The rapid emergence of Gram-negative 'superbugs' has become a significant threat to human health globally, and polymyxins have become a last-line therapy for these very problematic pathogens. Polymyxins exhibit their antibacterial killing by initial interaction with lipid A in Gram-negative bacteria. Polymyxin resistance can be mediated by phosphoethanolamine (PEA) modification of lipid A, which abolishes the initial electrostatic interaction with polymyxins. Both chromosome-encoded (e.g. EptA, EptB and EptC) and plasmid-encoded (e.g. MCR-1 and MCR-2) PEA transferases have been reported in Gram-negative bacteria; however, their sequence and functional heterogeneity remain unclear. This article reports a comparative analysis of PEA transferases across 10 clinically relevant Gram-negative bacterial species using multiple sequence alignment and phylogenetic analysis. The results show that the pairwise identities among chromosome-mediated EptA, EptB and EptC from Escherichia coli are low, and EptA shows the greatest similarity with MCR-1 and MCR-2. Among PEA transferases from representative strains of 10 clinically relevant species, the catalytic domain is more conserved compared with the transmembrane domain. In particular, PEA acceptor sites and zinc-binding pockets show high conservation between different species, indicating their potential importance for the function of PEA transferases. The evolutionary relationship of MCR-1, MCR-2 and EptA from the 10 selected bacterial species was evaluated by phylogenetic analysis. Cluster analysis illustrates that 325 EptA from 275 strains of 10 species within each individual species are highly conserved, whereas interspecies conservation is low. This comparative analysis provides key bioinformatic information to better understand the mechanism of polymyxin resistance via PEA modification of lipid A.

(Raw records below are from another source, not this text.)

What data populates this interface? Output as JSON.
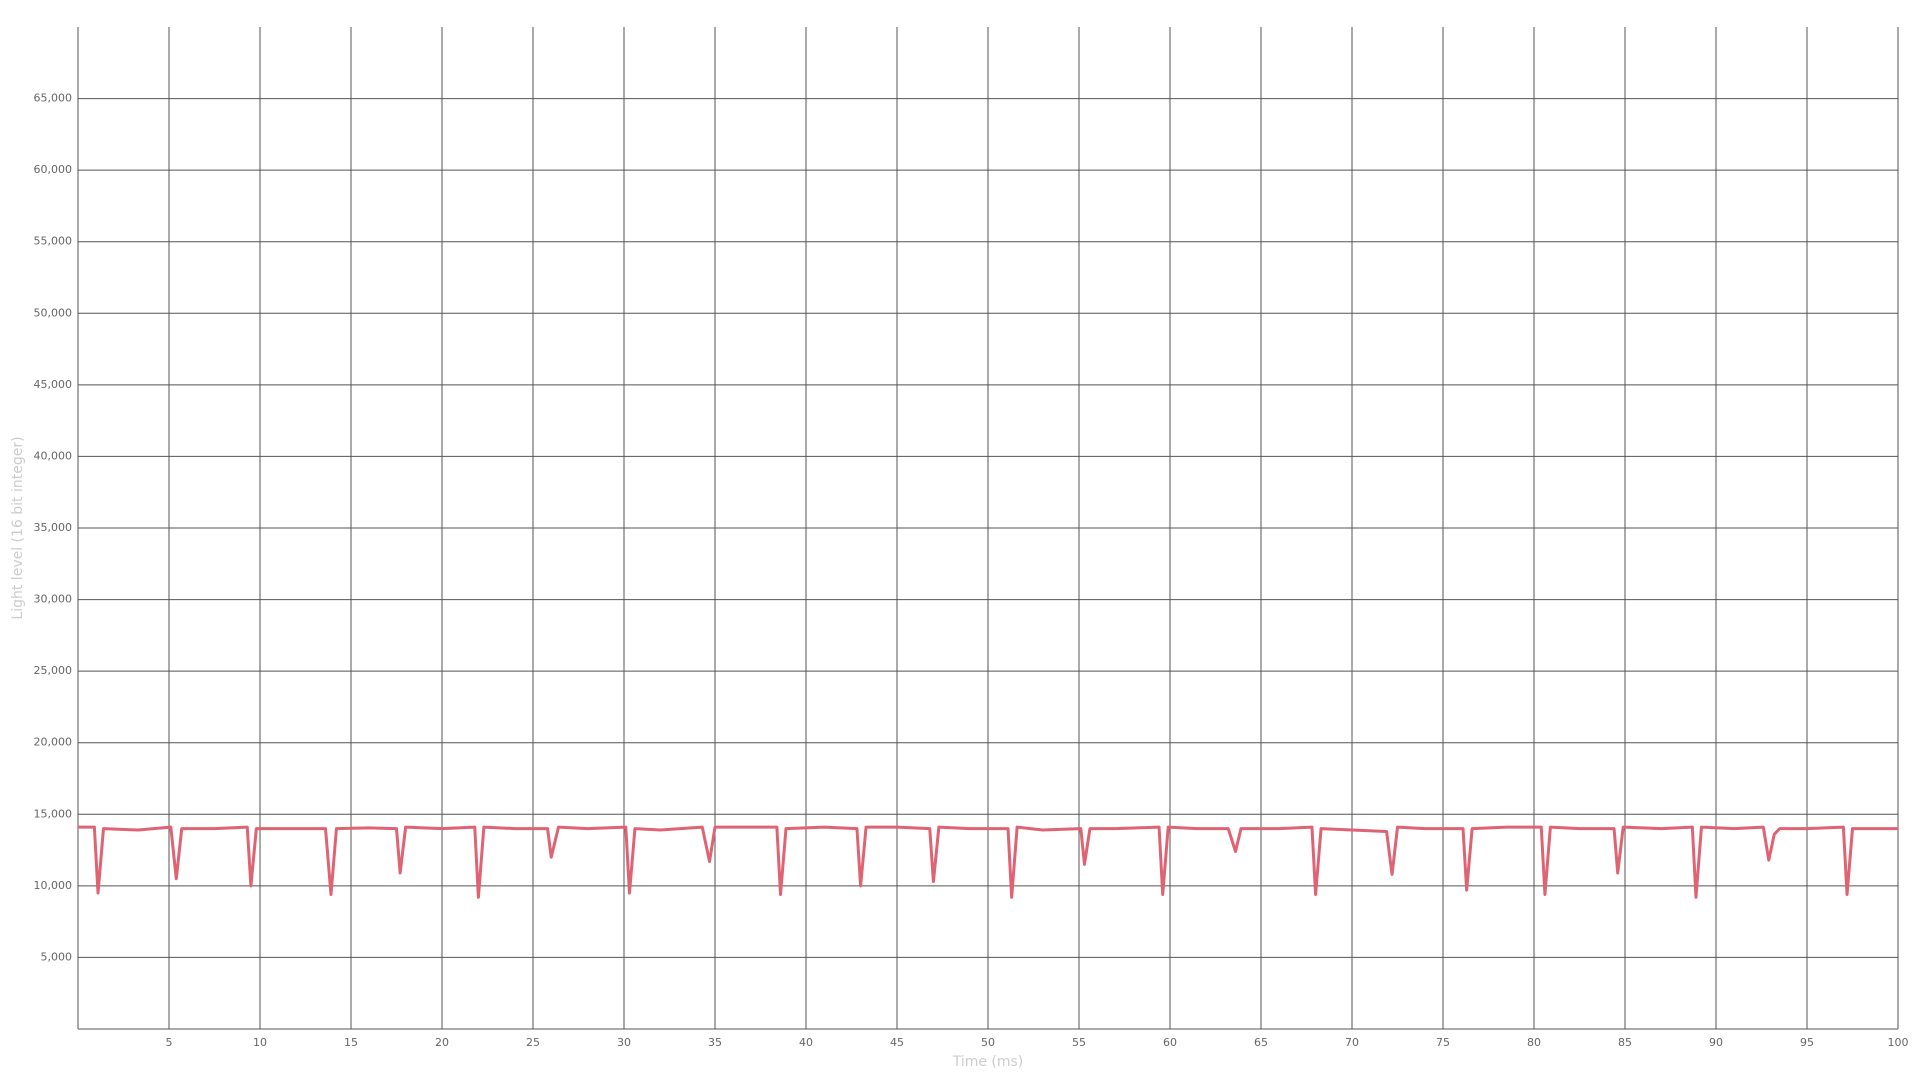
{
  "chart_data": {
    "type": "line",
    "x_label": "Time (ms)",
    "y_label": "Light level (16 bit integer)",
    "xlim": [
      0,
      100
    ],
    "ylim": [
      0,
      70000
    ],
    "xticks": [
      5,
      10,
      15,
      20,
      25,
      30,
      35,
      40,
      45,
      50,
      55,
      60,
      65,
      70,
      75,
      80,
      85,
      90,
      95,
      100
    ],
    "yticks": [
      {
        "value": 5000,
        "label": "5,000"
      },
      {
        "value": 10000,
        "label": "10,000"
      },
      {
        "value": 15000,
        "label": "15,000"
      },
      {
        "value": 20000,
        "label": "20,000"
      },
      {
        "value": 25000,
        "label": "25,000"
      },
      {
        "value": 30000,
        "label": "30,000"
      },
      {
        "value": 35000,
        "label": "35,000"
      },
      {
        "value": 40000,
        "label": "40,000"
      },
      {
        "value": 45000,
        "label": "45,000"
      },
      {
        "value": 50000,
        "label": "50,000"
      },
      {
        "value": 55000,
        "label": "55,000"
      },
      {
        "value": 60000,
        "label": "60,000"
      },
      {
        "value": 65000,
        "label": "65,000"
      }
    ],
    "grid": true,
    "x": [
      0,
      0.9,
      1.1,
      1.4,
      3.3,
      5.1,
      5.4,
      5.7,
      7.5,
      9.3,
      9.5,
      9.8,
      11.5,
      13.6,
      13.9,
      14.2,
      16,
      17.5,
      17.7,
      18,
      20,
      21.8,
      22,
      22.3,
      24,
      25.8,
      26,
      26.4,
      28,
      30.1,
      30.3,
      30.6,
      32,
      34.3,
      34.7,
      35,
      37,
      38.4,
      38.6,
      38.9,
      41,
      42.8,
      43,
      43.3,
      45,
      46.8,
      47,
      47.3,
      49,
      51.1,
      51.3,
      51.6,
      53,
      55.1,
      55.3,
      55.6,
      57,
      59.4,
      59.6,
      59.9,
      61.5,
      63.2,
      63.6,
      63.9,
      66,
      67.8,
      68,
      68.3,
      70,
      71.9,
      72.2,
      72.5,
      74,
      76.1,
      76.3,
      76.6,
      78.5,
      80.4,
      80.6,
      80.9,
      82.5,
      84.4,
      84.6,
      84.9,
      87,
      88.7,
      88.9,
      89.2,
      91,
      92.6,
      92.9,
      93.2,
      93.5,
      95,
      97,
      97.2,
      97.5,
      100
    ],
    "series": [
      {
        "name": "Light level",
        "color": "#e06373",
        "values": [
          14100,
          14100,
          9500,
          14000,
          13900,
          14100,
          10500,
          14000,
          14000,
          14100,
          10000,
          14000,
          14000,
          14000,
          9400,
          14000,
          14050,
          14000,
          10900,
          14100,
          14000,
          14100,
          9200,
          14100,
          14000,
          14000,
          12000,
          14100,
          14000,
          14100,
          9500,
          14000,
          13900,
          14100,
          11700,
          14100,
          14100,
          14100,
          9400,
          14000,
          14100,
          14000,
          10000,
          14100,
          14100,
          14000,
          10300,
          14100,
          14000,
          14000,
          9200,
          14100,
          13900,
          14000,
          11500,
          14000,
          14000,
          14100,
          9400,
          14100,
          14000,
          14000,
          12400,
          14000,
          14000,
          14100,
          9400,
          14000,
          13900,
          13800,
          10800,
          14100,
          14000,
          14000,
          9700,
          14000,
          14100,
          14100,
          9400,
          14100,
          14000,
          14000,
          10900,
          14100,
          14000,
          14100,
          9200,
          14100,
          14000,
          14100,
          11800,
          13600,
          14000,
          14000,
          14100,
          9400,
          14000,
          14000
        ]
      }
    ]
  }
}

革兰氏阴性“超级细菌”的迅速出现已成为全球人类健康的重大威胁,而多黏菌素已成为治疗这些非常棘手病原体的最后一线药物。多黏菌素通过与革兰氏阴性菌的脂质 A 初始相互作用发挥其杀菌作用。多黏菌素耐药性可由脂质 A 的磷酸乙醇胺(PEA)修饰介导,从而消除与多黏菌素的初始静电相互作用。已在革兰氏阴性菌中报道了染色体编码(如 EptA、EptB 和 EptC)和质粒编码(如 MCR-1 和 MCR-2)的 PEA 转移酶;然而,它们的序列和功能异质性仍不清楚。本文使用多序列比对和系统发育分析报告了 10 种临床相关革兰氏阴性细菌中 PEA 转移酶的比较分析。结果表明,大肠杆菌中染色体介导的 EptA、EptB 和 EptC 之间的成对同一性较低,EptA 与 MCR-1 和 MCR-2 最相似。在 10 种临床相关代表菌株的 PEA 转移酶中,与跨膜结构域相比,催化结构域的保守性更高。特别是,PEA 接受位点和锌结合口袋在不同物种之间显示出高度保守,表明它们对 PEA 转移酶的功能具有潜在重要性。通过系统发育分析评估了 10 种选定细菌中 MCR-1、MCR-2 和 EptA 的进化关系。聚类分析表明,10 种细菌中每个种内的 325 个 EptA 来自 275 株高度保守,而种间保守性较低。这种比较分析提供了关键的生物信息学信息,以更好地了解通过脂质 A 的 PEA 修饰导致的多黏菌素耐药性的机制。